Already in the three short volumes which Hirato had hoped to publish, but for which he was unable to raise money, we see a growing tendency to break up the language and images, abstracting them into a pulse of pure energy that conveys the meaning rather than simply expressing it. In his “Speck, Fishhook, Crest, Antenna, Hoof,” for example, Hirato demands that the reader

Look, all around
The specks shimmering in blaze
Passing verse,
—Intimidation
—Caution
—Protection
—Induction
All the hues clouding.

SIGNAL!

By the end of that same poem, the poet has turned to the F. T. Marinetti-like language of machine, war, and power:

Listen to the sound of the gun,
Gears, belt
Roaring steamer
Shadows ringing fishhooks while running
Women and their ornamental crests.
Look,
The ferocious beasts
In the city fighting and wiggling in packs.

There is almost a ring of Eliot in the passage.

By the time we reach the later poems collected after Hirato’s death, mostly from magazines of the period, we have already encountered a very Japanese blending of Italian and Russian futurisms:

Excerpt from “Spiral Staircase: Collected Poems” (Screenshot by the author)

“Ensemble,” for example, is a very potent mix of Marinetti’s “words in motion” with the vocalizations of the Russian zaum poets.

Excerpt from “Spiral Staircase: Collected Poems” (Screenshot by the author)
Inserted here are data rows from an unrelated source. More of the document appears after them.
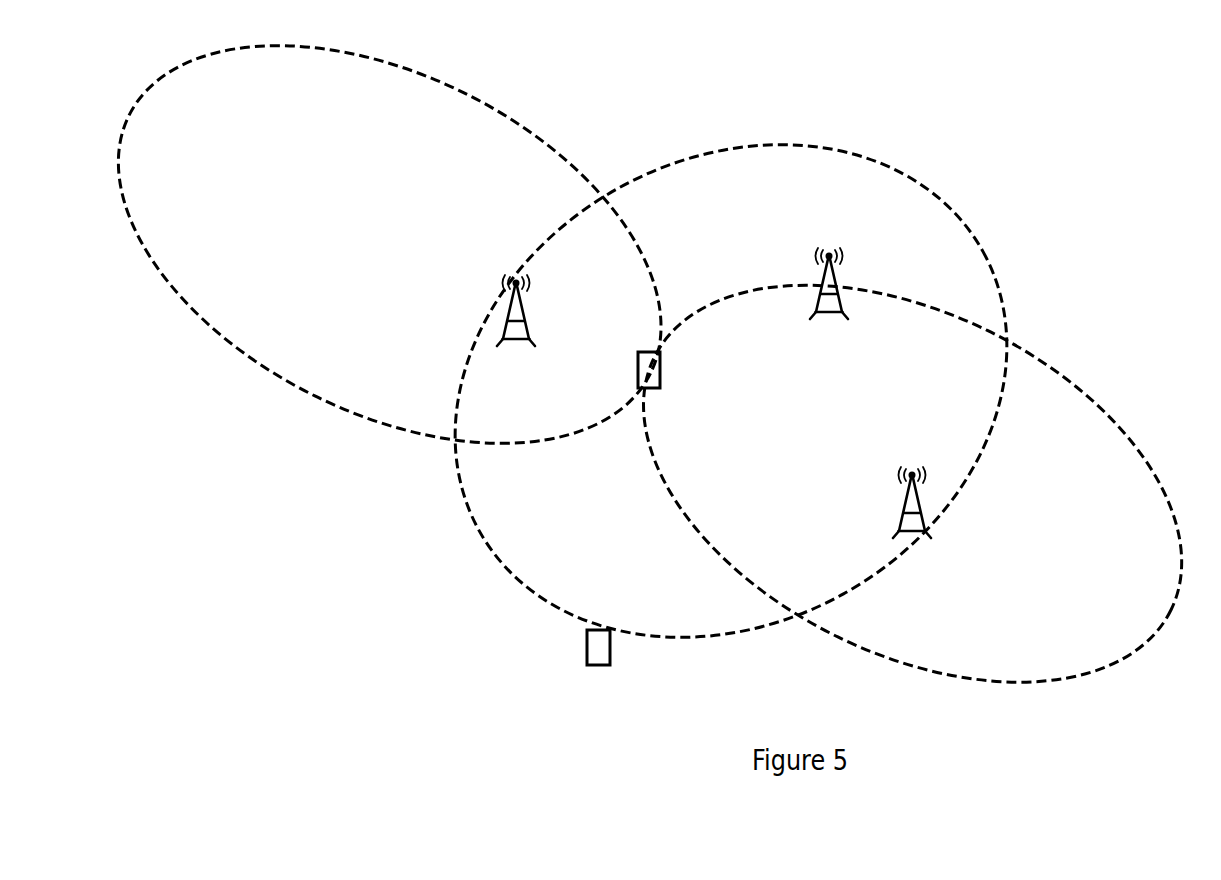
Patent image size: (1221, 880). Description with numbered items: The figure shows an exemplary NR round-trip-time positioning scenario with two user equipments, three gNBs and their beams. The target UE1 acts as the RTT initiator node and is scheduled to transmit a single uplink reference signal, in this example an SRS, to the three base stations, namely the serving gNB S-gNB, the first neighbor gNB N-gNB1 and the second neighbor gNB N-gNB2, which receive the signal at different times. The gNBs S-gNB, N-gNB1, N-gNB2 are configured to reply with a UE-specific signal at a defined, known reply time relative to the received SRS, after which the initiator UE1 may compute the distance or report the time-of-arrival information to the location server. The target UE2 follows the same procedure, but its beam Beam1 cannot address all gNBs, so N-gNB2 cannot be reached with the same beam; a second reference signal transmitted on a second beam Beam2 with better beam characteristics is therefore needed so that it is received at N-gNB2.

The second beam Beam2 is at (389, 262).
The first beam Beam1 is at (794, 405).
The second neighbor gNB N-gNB2 is at (513, 327).
The first neighbor gNB N-gNB1 is at (826, 308).
The serving gNB S-gNB is at (918, 525).
The target UE1 is at (612, 667).
The target UE2 is at (676, 388).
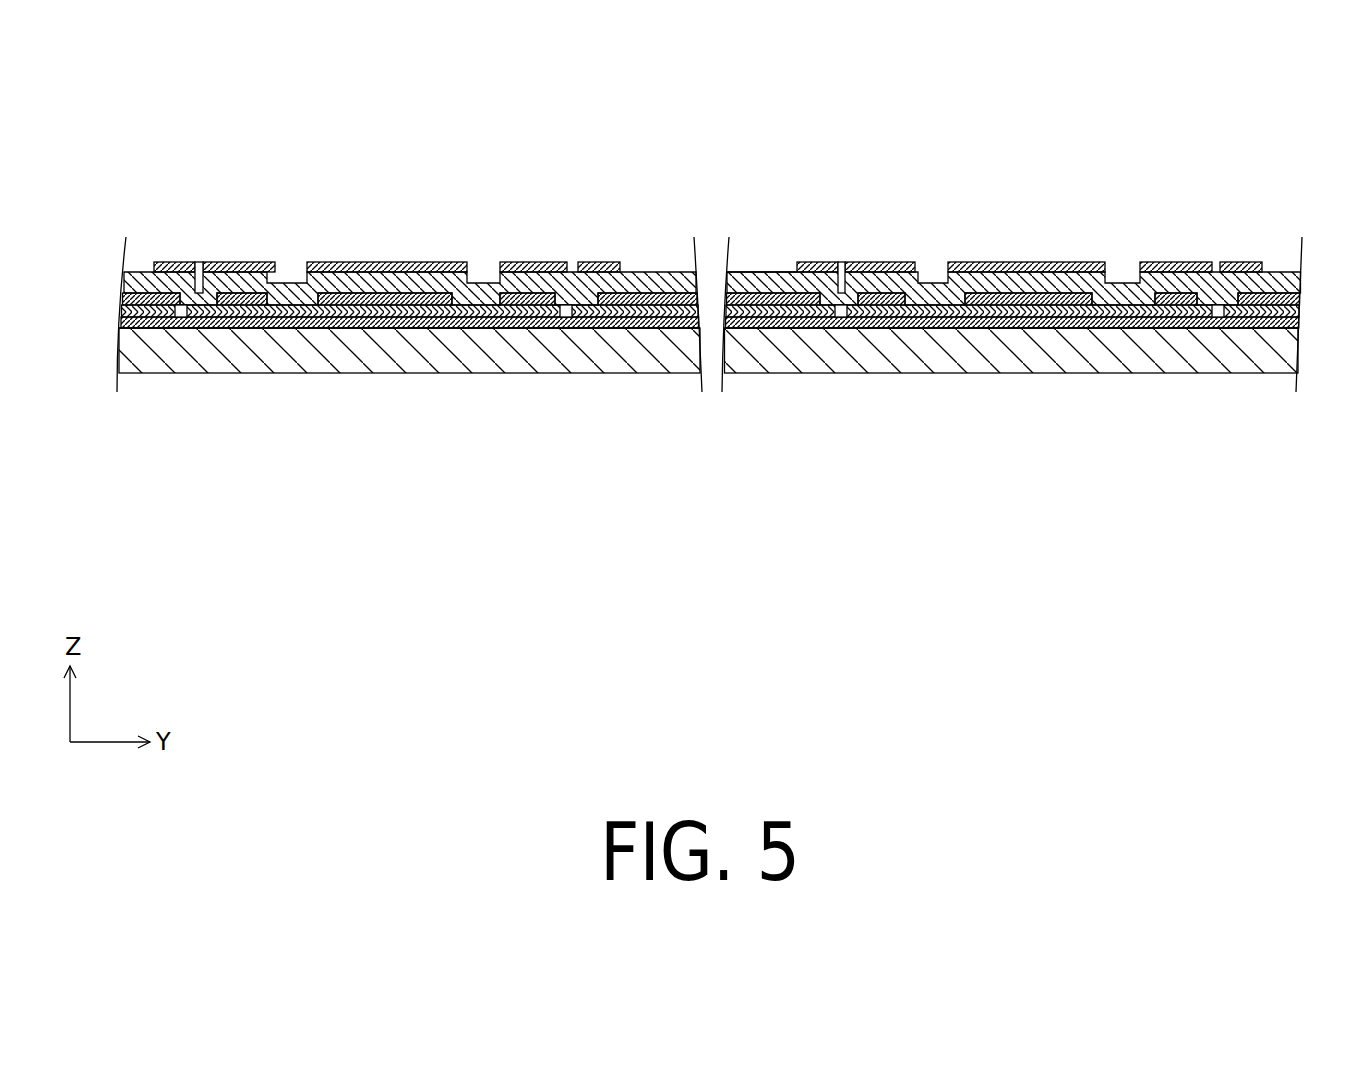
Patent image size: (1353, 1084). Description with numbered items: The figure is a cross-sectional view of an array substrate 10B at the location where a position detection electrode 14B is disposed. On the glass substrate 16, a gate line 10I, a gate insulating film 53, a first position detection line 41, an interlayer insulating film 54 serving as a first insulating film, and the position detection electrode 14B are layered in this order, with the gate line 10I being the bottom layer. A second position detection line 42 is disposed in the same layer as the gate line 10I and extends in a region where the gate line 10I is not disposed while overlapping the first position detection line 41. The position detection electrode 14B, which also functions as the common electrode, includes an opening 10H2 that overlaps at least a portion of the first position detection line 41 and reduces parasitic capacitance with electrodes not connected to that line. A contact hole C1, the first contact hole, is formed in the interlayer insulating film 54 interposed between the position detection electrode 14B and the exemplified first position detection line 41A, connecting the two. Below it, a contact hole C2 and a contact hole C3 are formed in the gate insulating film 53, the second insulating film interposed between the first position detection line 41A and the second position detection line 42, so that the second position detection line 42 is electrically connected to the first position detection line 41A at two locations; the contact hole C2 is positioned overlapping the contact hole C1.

The array substrate 10B is at (1291, 196).
The opening 10H2 is at (795, 268).
The gate line 10I is at (381, 327).
The position detection electrode 14B is at (375, 265).
The glass substrate 16 is at (456, 368).
The first position detection line 41A is at (711, 244).
The first position detection line 41 is at (641, 294).
The second position detection line 42 is at (148, 325).
The gate insulating film 53 is at (290, 318).
The interlayer insulating film 54 is at (436, 280).
The contact hole C1 is at (199, 290).
The contact hole C2 is at (176, 317).
The contact hole C3 is at (568, 313).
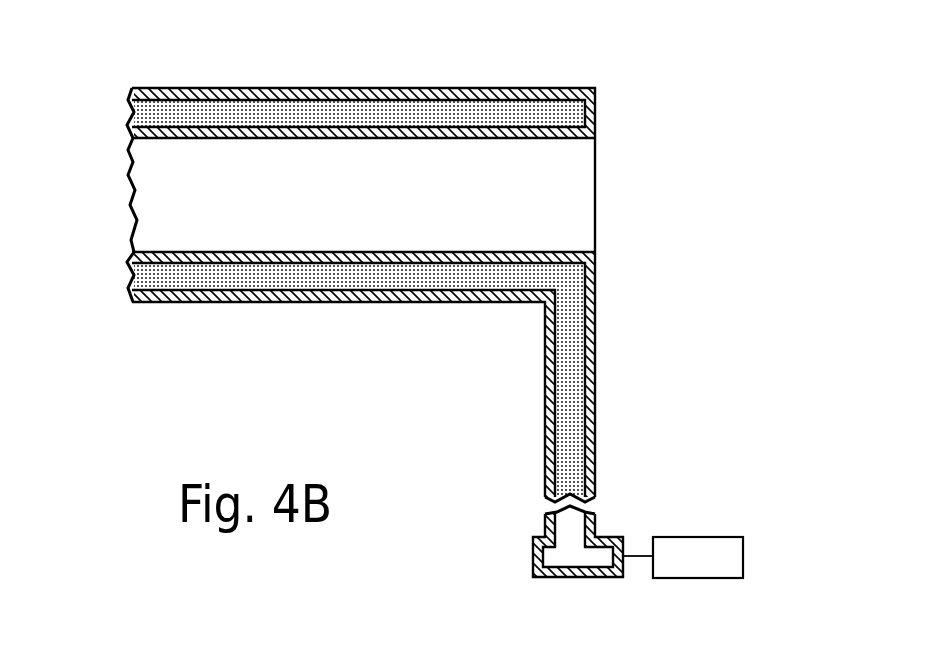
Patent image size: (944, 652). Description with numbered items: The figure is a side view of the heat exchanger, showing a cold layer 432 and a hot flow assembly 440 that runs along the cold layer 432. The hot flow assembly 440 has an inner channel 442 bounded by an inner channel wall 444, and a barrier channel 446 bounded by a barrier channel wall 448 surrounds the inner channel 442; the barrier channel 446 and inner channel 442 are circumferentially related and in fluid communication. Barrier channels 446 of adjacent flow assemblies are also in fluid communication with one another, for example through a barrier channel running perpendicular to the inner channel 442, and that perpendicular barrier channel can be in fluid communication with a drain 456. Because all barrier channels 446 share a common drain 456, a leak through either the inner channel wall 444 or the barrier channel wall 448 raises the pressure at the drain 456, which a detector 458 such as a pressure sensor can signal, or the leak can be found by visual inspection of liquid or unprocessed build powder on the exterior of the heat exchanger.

The hot flow assembly 440 is at (376, 262).
The inner channel 442 is at (287, 205).
The inner channel wall 444 is at (188, 251).
The barrier channel 446 is at (349, 112).
The barrier channel wall 448 is at (447, 93).
The cold layer 432 is at (445, 406).
The drain 456 is at (563, 553).
The detector 458 is at (722, 566).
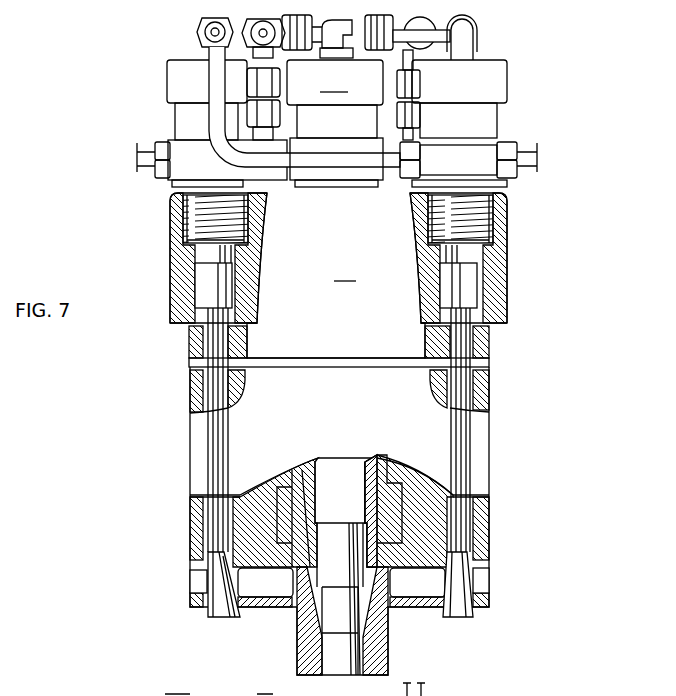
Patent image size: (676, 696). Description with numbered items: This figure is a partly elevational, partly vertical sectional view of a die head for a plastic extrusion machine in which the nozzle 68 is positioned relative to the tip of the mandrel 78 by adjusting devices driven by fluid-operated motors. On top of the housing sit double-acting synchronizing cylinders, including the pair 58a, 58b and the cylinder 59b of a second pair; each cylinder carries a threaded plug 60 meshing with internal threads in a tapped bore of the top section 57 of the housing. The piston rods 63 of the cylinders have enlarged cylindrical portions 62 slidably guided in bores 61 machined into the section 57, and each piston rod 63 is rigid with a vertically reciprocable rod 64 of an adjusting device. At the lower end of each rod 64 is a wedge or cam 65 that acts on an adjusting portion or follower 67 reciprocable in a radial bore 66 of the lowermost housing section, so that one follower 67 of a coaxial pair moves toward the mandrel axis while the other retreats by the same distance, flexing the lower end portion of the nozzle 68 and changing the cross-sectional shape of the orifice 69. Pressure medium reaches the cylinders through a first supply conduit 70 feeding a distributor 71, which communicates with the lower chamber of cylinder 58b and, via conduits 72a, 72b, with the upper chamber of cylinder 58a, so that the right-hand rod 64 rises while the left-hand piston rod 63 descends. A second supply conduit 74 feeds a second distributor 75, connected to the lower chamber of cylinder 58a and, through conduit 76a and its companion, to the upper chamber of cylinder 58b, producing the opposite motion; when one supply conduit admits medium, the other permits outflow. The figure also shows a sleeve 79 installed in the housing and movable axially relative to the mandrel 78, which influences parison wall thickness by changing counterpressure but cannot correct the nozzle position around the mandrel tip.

The top section of the housing 57 is at (336, 275).
The double-acting synchronizing cylinder 58a is at (182, 77).
The double-acting synchronizing cylinder 58b is at (488, 83).
The double-acting synchronizing cylinder 59b is at (332, 101).
The threaded plug 60 is at (190, 215).
The bore 61 is at (487, 338).
The enlarged cylindrical portion 62 is at (210, 295).
The piston rod 63 is at (210, 253).
The vertically reciprocable rod 64 is at (488, 395).
The wedge or cam 65 is at (222, 612).
The radial bore 66 is at (200, 580).
The adjusting portion or follower 67 is at (270, 583).
The nozzle 68 is at (393, 628).
The orifice 69 is at (360, 655).
The first supply conduit 70 is at (530, 158).
The distributor 71 is at (487, 137).
The conduit 72a is at (350, 167).
The conduit 72b is at (215, 127).
The second supply conduit 74 is at (140, 165).
The second distributor 75 is at (215, 695).
The conduit 76a is at (455, 695).
The mandrel 78 is at (348, 470).
The sleeve 79 is at (372, 457).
In Hirato’s “Manifesto of the Japanese Futurist Movement,” which he passed out in printed form in various Tokyo parks, we can hear Marinetti’s voice whipped up in the Japanese poet’s own conceits:

We rise within powerful light and heat. We are the
children of powerful light and heat. Our very existence is
powerful light and heat.

Intuition must preplace knowledge; the enemy of Futurist
anti-art is concept. “Time and space have already died, and
we already live in the absolute.” We must quickly take risks,
advance in defiance of danger, and create…….

Most graveyards are already useless. Libraries, museums
and academies do not even amount to the sound of one
automobile skidding on the street. Try sniffing the stench
behind the piled books; the superior freshness of gasoline
is manifold.

Scholar Eric Selland’s afterword summary nicely bookends Sho Sugita’s informative introduction. In all, this book is a compelling portrait of Hirato, Japanese Futurism, and their internationalist connections.

Hirato Renkichi’s Spiral Staircase: Collected Poems (2017), edited and translated into English by Sho Sugita, is published by Ugly Duckling Presse and is available from Amazon and other online booksellers.